民泊(旅館業法上の簡易宿所)の違法営業が3割超え。泊まるときに注意してもらいたい点もまとめておきます!

民泊

いま流行りの民泊。Airbnbというサイト経由で外国人観光客の利用が増えているようです。

料金も安く設定されていて、日本人の観光客も結構利用しているようですね。

民泊の3割、無許可営業~法整備で罰則強化へ

H29.3.2付の新聞には、その3割が無許可営業という記事が出ていました。

まあ、利用する人にとって見れば、無許可営業は了解の上ということもあると思いますが、注意する点をまとめておきますね。

まずは、新聞記事から

 住宅を宿泊施設として活用する「民泊」について、厚生労働省が全国の約1万5千物件を調査したところ、少なくとも約30%に当たる約4600件が無許可営業だったことが1日、分かった。
政府は外国人旅行者の増加に伴う宿泊施設の確保のため、昨年4月から旅館業法に基づく許可制の形で民泊を解禁した。しかし、無許可が横行し近隣住民とのトラブルなどにつながりかねないと指摘されていた。
厚労省は、無許可営業の罰則を大幅に引き上げる旅館業法改正案を近く国会提出する。営業日数などを制限して上で旅館業法より緩やかな規制を適用する新法も検討中で、同様の罰則を織り込む方針だ。
厚労省によると、昨年10~12月、インターネット上の民泊仲介サイトで紹介されている物件から全国の1万5127件を抽出して調べた。

 

「民泊」は旅館業法上の簡易宿所のこと。営業には同法の許可が必要です!

一戸建ての住宅や、アパート・マンションの一室を、宿泊施設として貸し出すのが「民泊」。

空いている部屋を持っている人にとってみれば、ホテル不足で困っているなら貸しましょうか、ということで施設の有効利用であり、ある意味社会貢献のひとつとも取れるでしょう。

知らない人から見れば、良いことなんだから適法に許可を取った上で営業すればよいのでは、と思います。

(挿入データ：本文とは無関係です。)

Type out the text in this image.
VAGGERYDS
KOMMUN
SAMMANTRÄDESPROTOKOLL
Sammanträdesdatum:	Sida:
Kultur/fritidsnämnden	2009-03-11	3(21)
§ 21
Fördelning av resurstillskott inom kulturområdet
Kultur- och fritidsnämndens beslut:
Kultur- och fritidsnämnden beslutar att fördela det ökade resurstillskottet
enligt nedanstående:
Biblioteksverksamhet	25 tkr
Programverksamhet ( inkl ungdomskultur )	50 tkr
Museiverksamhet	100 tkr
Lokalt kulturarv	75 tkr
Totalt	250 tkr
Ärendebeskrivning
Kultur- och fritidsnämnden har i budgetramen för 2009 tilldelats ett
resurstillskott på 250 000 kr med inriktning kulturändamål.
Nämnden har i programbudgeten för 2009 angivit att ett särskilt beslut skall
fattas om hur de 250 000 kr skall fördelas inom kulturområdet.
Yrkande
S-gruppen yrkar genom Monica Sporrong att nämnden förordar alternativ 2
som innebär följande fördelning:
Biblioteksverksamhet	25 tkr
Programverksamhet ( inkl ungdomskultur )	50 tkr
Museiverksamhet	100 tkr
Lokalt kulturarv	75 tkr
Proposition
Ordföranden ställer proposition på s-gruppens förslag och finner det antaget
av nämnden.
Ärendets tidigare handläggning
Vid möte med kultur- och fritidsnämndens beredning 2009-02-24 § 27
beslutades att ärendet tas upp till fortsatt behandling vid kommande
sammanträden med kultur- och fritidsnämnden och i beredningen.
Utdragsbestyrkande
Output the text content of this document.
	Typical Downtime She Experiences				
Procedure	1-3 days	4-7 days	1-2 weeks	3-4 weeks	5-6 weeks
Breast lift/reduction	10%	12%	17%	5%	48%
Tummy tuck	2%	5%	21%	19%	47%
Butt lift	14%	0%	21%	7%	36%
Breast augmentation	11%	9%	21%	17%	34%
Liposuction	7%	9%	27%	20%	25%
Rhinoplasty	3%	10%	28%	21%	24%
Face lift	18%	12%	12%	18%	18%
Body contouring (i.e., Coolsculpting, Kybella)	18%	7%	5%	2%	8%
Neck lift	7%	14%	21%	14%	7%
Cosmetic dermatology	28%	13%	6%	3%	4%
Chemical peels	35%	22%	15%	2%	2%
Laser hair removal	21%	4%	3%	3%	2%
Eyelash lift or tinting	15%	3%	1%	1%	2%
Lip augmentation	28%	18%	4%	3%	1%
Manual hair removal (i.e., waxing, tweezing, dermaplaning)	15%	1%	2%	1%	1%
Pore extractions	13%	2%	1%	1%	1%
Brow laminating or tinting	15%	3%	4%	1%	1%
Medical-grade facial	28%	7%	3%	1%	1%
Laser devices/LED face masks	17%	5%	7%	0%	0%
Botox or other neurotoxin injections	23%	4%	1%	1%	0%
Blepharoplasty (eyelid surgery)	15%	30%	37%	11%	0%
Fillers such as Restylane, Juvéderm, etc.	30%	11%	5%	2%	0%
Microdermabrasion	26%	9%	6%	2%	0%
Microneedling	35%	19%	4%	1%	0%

旅館業法上の許可に関しては、申請手数料は約2万円、手続きもそれほど難しくなく、本人申請でもなんとかいけます。

無許可営業が多いのには、理由がありそうですよね。

「民泊」への用途変更、そこには高いハードルがあります

旅館業法の管轄行政庁は、国は厚労省、県・市レベルでは保健所がその窓口になります。

ですので、「民泊」をやろうと思ったら、Airbnbとかのサイトに登録する前に、近くの保健所に行かなければなりません。

そこでは、旅館業法上の許可を受けるために必要な手続きとして、他の行政窓口で事前の相談なり手続きをするように指示されます。

各窓口は下記、

建築指導課

「住宅」から「民泊(簡易宿所)」への用途の変更手続きが必要になります。ここでは、「建築基準法」上の適合性をチェックされます。「民泊」は、建築基準法上は、あくまで「旅館」です。規模(100㎡超の場合)によっては、厳しい規制が追加されますし、用途変更に伴う確認申請が必要になります。

⇒関連記事:用途変更時の悩みの種、「防火上主要な間仕切り壁」ってなーに?

都市計画課

おもに条例上の都市計画への適合性をチェックされます。「旅館」は「ホテル」でもあるわけで、行政によっては風俗上好ましくないホテルを立地によって規制している場合があります。

その他、景観上条例・広告条例・地区計画なども対象になります。

⇒関連記事:地区計画・建築協定に注意!

消防署

「民泊」は、消防法上は「旅館」となります。旅館はその性質上、不特定多数の人が滞在するということでとても厳しい規制がかかります。「消防法上の防火設備」というものの設置が必要になり、コストもそれなりにかかります。

⇒関連記事:簡易宿所に変更したいが、自火報のコストが悩ましい...

宿泊者が注意したいところ

保健所や消防署が、施設の管理者に指導していることがあるので、補足として挙げておきますね。

消防署

消防庁から出ている指導的パンフレット。

必要な防火設備とその役割、自動火災報知設備、誘導灯、消火器のことや、室内のカーテン等の防炎措置について書いてあります。

施設の管理者には知っておいてもらいたい内容です。

民泊の防火設備

 

保健所

石川県金沢市が出している衛生管理上の指導的パンフレット。

外来のダニの害が報告されているようですね。

管理者に対して、適切なチェックと燻蒸などの処置を指導しています。

民泊の衛生

 

まとめ

外国人観光客の増加でホテルの宿泊料が高騰し、予約もままならない地域もあると耳にします。

利用者側から見れば安いに越したことはないし、営業者側からすれば高いコストをかけていては採算が合わないという事情もあります。

「民泊」の営業に際しては、事前に建築士等の専門家に相談してから事業計画を練ってみてはいかがでしょうか。